By: Orrin Tiberi, Global Heatlh Corps Fellow
Last month the world
celebrated reproductive health, praising and upholding women and their vital
role in the perpetuation of humankind.
This year, 2015, is especially important for reflection and festivities. The Millennium Development Goals are set to expire and a new set of goals,
the Sustainable Development Goals, will be adopted in September of this
year.
Looking back on the past 15 years,
reproductive health has made leaps and bounds in many areas. Ante-natal care, for example, has increased
from 65 percent in 1990 to 83 percent in 2012. The need for contraception
has decreased as well, though an estimated 222 million women worldwide still lack access and the necessary education to make family planning decisions according
to the World Health Organization. Nowhere is the need for contraception
education and services more important than Uganda, where many rural communities
do not receive family planning services or education in a consistent, comprehensive
way. Uganda Village Project works to
fill that gap by providing family planning outreach session four times a year
in each of the current Healthy Villages.
I was able to observe one of these sessions and see the incredible
impact that giving women education and services can have.
I traveled with UVP staff
member Maureen, a nurse from St. Mary’s Clinic, and the other Global Health Corps fellow Julius to Kazigo A, one of
the Healthy Villages in its third year.
We arrived an hour later than planned, but the groups of women that I
expected to see waiting were conspicuously absent. They soon started to come in
small groups, often shy and reserved, and served as a great reminder to myself
and Julius that even though we may be completely comfortable with the idea of
family planning and contraception access, much of the world is still not. Maureen and Robert severd as the best of
hosts, and soon each of the women who had come for education or services was put at ease.
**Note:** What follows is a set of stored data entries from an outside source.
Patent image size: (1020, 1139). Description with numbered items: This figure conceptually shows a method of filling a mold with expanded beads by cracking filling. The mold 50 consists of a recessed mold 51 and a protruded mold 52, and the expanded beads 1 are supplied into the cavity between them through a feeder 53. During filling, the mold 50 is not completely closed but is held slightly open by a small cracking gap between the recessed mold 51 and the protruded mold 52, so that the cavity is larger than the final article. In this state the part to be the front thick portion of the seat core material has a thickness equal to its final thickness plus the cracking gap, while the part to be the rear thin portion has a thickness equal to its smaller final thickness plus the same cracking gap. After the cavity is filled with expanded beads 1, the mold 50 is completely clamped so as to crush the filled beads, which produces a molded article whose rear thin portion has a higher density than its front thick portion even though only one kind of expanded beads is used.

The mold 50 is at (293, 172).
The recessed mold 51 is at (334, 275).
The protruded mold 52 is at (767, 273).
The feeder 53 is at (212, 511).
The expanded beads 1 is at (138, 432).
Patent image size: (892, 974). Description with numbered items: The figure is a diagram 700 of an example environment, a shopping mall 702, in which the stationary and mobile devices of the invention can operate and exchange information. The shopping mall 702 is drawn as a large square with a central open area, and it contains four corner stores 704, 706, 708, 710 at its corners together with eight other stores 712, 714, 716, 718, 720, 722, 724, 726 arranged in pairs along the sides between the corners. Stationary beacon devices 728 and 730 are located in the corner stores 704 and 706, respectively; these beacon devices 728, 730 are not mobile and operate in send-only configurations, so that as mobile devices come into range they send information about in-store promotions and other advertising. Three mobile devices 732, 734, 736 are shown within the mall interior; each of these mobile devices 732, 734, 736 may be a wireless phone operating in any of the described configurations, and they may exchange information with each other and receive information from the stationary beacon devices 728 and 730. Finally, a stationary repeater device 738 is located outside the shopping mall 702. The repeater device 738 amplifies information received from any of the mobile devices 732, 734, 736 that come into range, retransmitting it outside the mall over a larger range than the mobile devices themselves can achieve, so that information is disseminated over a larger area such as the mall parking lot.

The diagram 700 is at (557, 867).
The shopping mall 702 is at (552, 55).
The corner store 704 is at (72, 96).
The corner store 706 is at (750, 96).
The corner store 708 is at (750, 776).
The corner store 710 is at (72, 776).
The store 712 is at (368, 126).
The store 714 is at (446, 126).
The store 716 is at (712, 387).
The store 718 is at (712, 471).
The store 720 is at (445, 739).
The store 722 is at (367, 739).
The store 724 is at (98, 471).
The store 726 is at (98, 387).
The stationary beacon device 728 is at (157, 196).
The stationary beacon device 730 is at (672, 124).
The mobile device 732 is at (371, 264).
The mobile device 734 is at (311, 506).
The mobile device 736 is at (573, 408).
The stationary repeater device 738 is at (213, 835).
A few women were first time visitors for the outreach, and after an extensive
counseling session each of them was given a pregnancy test and after a
confirmed negative were offered the option for the contraceptive method of their choice. Kazigo A has approximately 250 households,
and over the course of the day an estimated 50 women came for education and
services. Though this seems like a small number at first glance, it represents a sizeable
portion of the community and could mean that 50 families will not struggle to
feed, clothe, or education another child.
That alone makes even one patient valuable.